O diretor da Adasa não acredita no desaparecimento, mas admite que as pontas atingiram um nível preocupante de assoreamento, nome técnico do acúmulo de sedimentos no fundo. "Em termos de volume é algo pequeno, mas, se olharmos os braços do lago, veremos um excesso fora do comum."

Diante desse cenário, a Adasa também passou a fazer o controle da drenagem pluvial por meio de bacias de contenção e de caixas de decantação, capazes de filtrar as águas que correm para o Paranoá. Cuidados como esses se tornaram obrigatórios para os novos empreendimentos da cidade. O procedimento ajuda a reverter o assoreamento associado à urbanização, que impermeabiliza o solo e impede a penetração de água no lençol freático. Mas isso não é suficiente para estancar o problema. Em um programa chamado Caminho das Águas, técnicos do governo percorrem o trajeto inverso ao do curso dos ribeirões que abastecem o lago do DF. Cada uma dessas veias de água será replantada com mata ciliar, medida cujo objetivo é reter boa parte dos sedimentos antes que eles cheguem à barragem.

O projeto está sendo custeado por meio de compensação ambiental paga pela Companhia Imobiliária de Brasília (Terracap), responsável por boa parte das recentesintervenções urbanas na capital.
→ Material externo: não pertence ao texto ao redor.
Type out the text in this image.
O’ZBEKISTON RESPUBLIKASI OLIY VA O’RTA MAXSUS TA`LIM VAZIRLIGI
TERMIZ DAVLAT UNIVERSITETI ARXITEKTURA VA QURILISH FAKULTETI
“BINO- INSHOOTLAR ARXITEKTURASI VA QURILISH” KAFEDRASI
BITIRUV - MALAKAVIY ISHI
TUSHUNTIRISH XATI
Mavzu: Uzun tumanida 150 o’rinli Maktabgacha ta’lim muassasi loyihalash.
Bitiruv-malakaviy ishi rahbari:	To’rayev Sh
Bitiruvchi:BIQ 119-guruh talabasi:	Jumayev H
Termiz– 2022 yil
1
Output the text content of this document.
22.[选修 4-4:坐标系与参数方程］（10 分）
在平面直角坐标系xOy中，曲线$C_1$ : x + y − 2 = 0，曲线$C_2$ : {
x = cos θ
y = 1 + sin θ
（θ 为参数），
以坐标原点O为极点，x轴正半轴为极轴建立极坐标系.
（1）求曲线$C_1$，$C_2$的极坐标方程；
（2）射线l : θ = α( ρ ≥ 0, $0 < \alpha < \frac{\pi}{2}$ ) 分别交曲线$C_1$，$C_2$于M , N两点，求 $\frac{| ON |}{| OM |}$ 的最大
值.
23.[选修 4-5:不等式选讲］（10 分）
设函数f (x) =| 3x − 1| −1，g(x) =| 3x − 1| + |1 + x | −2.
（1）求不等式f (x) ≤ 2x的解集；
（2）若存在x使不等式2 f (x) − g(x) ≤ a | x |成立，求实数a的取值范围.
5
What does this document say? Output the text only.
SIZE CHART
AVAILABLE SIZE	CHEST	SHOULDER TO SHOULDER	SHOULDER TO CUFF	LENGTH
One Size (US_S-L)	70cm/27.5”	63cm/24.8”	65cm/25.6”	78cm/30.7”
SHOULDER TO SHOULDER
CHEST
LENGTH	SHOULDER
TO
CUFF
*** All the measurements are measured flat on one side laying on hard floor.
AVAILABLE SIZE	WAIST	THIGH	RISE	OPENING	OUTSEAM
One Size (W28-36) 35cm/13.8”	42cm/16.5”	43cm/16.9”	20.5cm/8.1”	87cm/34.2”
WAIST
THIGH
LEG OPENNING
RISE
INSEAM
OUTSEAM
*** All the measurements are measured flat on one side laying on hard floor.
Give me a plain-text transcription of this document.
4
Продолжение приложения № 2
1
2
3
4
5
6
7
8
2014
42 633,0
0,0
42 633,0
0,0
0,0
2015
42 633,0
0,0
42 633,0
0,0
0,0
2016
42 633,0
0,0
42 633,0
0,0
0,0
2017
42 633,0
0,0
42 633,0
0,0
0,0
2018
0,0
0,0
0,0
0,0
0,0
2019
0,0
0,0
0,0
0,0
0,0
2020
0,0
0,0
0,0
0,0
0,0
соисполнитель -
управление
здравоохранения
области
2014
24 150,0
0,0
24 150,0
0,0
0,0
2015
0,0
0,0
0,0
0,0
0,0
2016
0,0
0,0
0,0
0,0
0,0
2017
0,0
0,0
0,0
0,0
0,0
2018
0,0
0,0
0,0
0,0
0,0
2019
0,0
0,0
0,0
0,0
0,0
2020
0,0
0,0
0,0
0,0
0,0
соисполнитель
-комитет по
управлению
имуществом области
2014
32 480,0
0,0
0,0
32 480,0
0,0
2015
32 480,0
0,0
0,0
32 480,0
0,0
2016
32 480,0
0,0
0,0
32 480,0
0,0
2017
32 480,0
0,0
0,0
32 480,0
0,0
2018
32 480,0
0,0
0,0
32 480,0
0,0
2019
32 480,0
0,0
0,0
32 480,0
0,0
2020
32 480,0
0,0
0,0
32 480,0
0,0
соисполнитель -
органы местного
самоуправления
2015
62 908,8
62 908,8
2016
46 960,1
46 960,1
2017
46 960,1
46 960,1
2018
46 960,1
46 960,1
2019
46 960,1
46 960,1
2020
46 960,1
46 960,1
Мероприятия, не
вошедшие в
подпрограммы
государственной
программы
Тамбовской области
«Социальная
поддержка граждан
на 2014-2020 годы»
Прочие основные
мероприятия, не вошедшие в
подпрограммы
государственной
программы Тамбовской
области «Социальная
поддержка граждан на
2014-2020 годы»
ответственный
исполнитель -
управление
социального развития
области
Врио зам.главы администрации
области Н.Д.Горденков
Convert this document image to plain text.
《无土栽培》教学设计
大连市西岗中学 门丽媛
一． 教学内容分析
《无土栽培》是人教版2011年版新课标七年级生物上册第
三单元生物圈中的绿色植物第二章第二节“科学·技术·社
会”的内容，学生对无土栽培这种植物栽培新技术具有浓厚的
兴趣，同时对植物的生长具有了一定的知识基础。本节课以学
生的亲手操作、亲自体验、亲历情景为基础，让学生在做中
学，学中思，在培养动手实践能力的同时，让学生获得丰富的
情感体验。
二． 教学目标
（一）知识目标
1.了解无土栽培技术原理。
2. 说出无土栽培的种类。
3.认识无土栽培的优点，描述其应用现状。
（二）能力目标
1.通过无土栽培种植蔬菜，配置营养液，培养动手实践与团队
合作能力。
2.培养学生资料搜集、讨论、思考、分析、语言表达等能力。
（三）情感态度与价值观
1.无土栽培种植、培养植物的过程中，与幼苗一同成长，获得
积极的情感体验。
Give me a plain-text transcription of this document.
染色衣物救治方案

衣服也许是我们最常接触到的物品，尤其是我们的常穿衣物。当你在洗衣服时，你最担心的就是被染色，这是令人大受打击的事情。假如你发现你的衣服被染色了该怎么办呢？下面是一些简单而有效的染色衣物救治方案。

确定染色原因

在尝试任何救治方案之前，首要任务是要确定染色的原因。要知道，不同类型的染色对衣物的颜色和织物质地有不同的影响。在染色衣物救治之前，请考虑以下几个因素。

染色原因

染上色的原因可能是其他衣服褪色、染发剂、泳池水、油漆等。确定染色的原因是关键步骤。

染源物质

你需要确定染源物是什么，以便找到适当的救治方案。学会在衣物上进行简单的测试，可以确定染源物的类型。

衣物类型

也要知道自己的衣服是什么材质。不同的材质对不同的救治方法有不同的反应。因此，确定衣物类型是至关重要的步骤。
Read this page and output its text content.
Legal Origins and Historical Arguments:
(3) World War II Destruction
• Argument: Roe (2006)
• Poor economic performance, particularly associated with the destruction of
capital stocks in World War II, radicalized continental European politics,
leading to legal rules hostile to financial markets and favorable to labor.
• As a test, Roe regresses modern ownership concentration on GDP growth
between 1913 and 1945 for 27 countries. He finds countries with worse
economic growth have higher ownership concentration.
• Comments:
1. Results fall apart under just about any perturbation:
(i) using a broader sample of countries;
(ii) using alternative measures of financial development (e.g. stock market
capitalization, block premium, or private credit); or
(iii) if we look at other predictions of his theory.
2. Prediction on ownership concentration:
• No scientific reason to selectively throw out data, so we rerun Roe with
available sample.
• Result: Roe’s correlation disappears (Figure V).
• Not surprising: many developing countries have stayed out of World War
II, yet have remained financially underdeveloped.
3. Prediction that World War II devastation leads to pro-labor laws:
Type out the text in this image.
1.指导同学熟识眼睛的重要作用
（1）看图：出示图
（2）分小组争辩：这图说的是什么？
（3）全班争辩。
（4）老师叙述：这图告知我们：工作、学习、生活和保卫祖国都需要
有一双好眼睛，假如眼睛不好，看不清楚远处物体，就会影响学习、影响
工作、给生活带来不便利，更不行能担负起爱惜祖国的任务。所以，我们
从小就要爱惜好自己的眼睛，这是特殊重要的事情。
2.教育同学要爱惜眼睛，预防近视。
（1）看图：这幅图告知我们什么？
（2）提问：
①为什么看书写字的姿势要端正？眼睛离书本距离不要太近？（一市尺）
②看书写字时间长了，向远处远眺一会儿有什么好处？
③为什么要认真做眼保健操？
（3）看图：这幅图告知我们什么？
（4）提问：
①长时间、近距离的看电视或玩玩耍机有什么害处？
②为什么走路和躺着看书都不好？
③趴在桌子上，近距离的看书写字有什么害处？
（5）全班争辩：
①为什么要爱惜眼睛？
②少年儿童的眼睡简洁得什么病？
Dragar, ou cavar a terra das bordas do lago, é mais uma medida na contramão do processo de encolhimento da represa do DF, mas sua eficiência é questionada pelas próprias autoridades. "Quando vieram falar em dragar o Paranoá, eu fui o primeiro a dizer que compraria uma máquina, pois isso me renderia lucros até a quarta geração. Não resolve", afirma o secretário Eduardo Brandão.

Manter a extensão do Paranoá e o volume de águas é um desafio tão grande quanto o que enfrentaram gestores e ambientalistas no fim da década de 70. Na ocasião, o Paranoá chegou a ter quase 100% de poluição. A represa passou a ser depósito de águas servidas, processadas em nível secundário, ou seja, sem a remoção completa dos poluentes.

Naquela época ainda não havia no Brasil estação de tratamento de esgoto terciário, aquela na qual fósforo e nitrogênio são removidos. Em 1978, o excesso desses compostos orgânicos, conhecido como eutrofização, ocasionou a mortandade de milhares de peixes. "Era um cheiro insuportável, e o Paranoá passou a ser associado à poluição e à sujeira, marcas que levaram anos para ser desfeitas", lembra Fernando Starling, Ph.D. em ecologia aquática aplicada pela Universidade de Stirling, na Escócia.

Funcionário da Caesb, Starling é um dos maiores conhecedores do Paranoá. Ele participou de várias frentes do programa de despoluição do lago. A reversão das condições impróprias foi um sucesso e virou referência no mundo.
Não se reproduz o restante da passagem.